Coinciding with another project of mine, I've decided to design a graph database management system. In Python.
Why in the world would I want to do that? There are a number of solid graph databases out there. What do I hope to accomplish?
Primarily, I'd like to learn. Database systems require developing with a much keener eye toward performance than I'm used to. Beyond runtime and memory optimization, I'll need to constantly juggle I/O time. Revisiting hard drive geometry will be painful, but there is a certain thrill you get from understanding your application's performance to that level, and I plan to chase it.

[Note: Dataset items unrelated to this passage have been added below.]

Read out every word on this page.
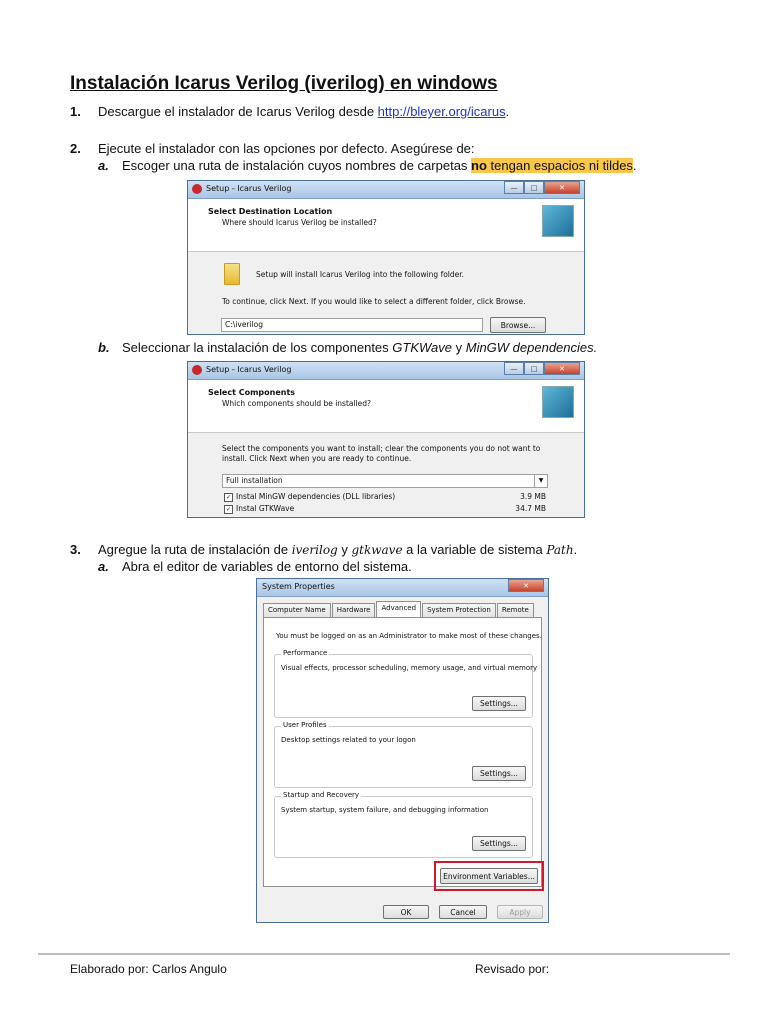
Instalación Icarus Verilog (iverilog) en windows
1. Descargue el instalador de Icarus Verilog desde http://bleyer.org/icarus.
2. Ejecute el instalador con las opciones por defecto. Asegúrese de:
a. Escoger una ruta de instalación cuyos nombres de carpetas no tengan espacios ni tildes.
Setup - Icarus Verilog	—	□	✕
Select Destination Location
Where should Icarus Verilog be installed?
Setup will install Icarus Verilog into the following folder.
To continue, click Next. If you would like to select a different folder, click Browse.
C:\iverilog	Browse...
b. Seleccionar la instalación de los componentes GTKWave y MinGW dependencies.
Setup - Icarus Verilog	—	□	✕
Select Components
Which components should be installed?
Select the components you want to install; clear the components you do not want to
install. Click Next when you are ready to continue.
Full installation	▼
✓ Instal MinGW dependencies (DLL libraries)	3.9 MB
✓ Instal GTKWave	34.7 MB
3. Agregue la ruta de instalación de iverilog y gtkwave a la variable de sistema Path.
a. Abra el editor de variables de entorno del sistema.
System Properties	✕
Computer Name	Hardware	Advanced	System Protection	Remote
You must be logged on as an Administrator to make most of these changes.
Performance
Visual effects, processor scheduling, memory usage, and virtual memory
Settings...
User Profiles
Desktop settings related to your logon
Settings...
Startup and Recovery
System startup, system failure, and debugging information
Settings...
Environment Variables...
OK	Cancel	Apply
Elaborado por: Carlos Angulo	Revisado por:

I chose Python for the usual reasons- to save on development time. Designing a DBMS is serious work, or so I hear- and it'll be a while before I can hack on this stuff with confidence. Until then, I'd like to use an enabling language. There are better performing choices than Python, surely, but until I have an idea where the bottlenecks lie, why worry? Oh, and I almost forgot: Python is awesome.
I've already run into a number of challenges on this project.
- Resources on designing a DBMS are scarce.
- Resources on designing a graph DBMS are nonexistent. Looks like I'll be cracking open some source, and soon.
- Clever disk use is tough. Seemingly simple questions about, say, the benefits of memory-mapped I/O don't always have easy answers.
Despite these, I'm going to give this thing a shot. I'll post more on my progress as it, well, progresses.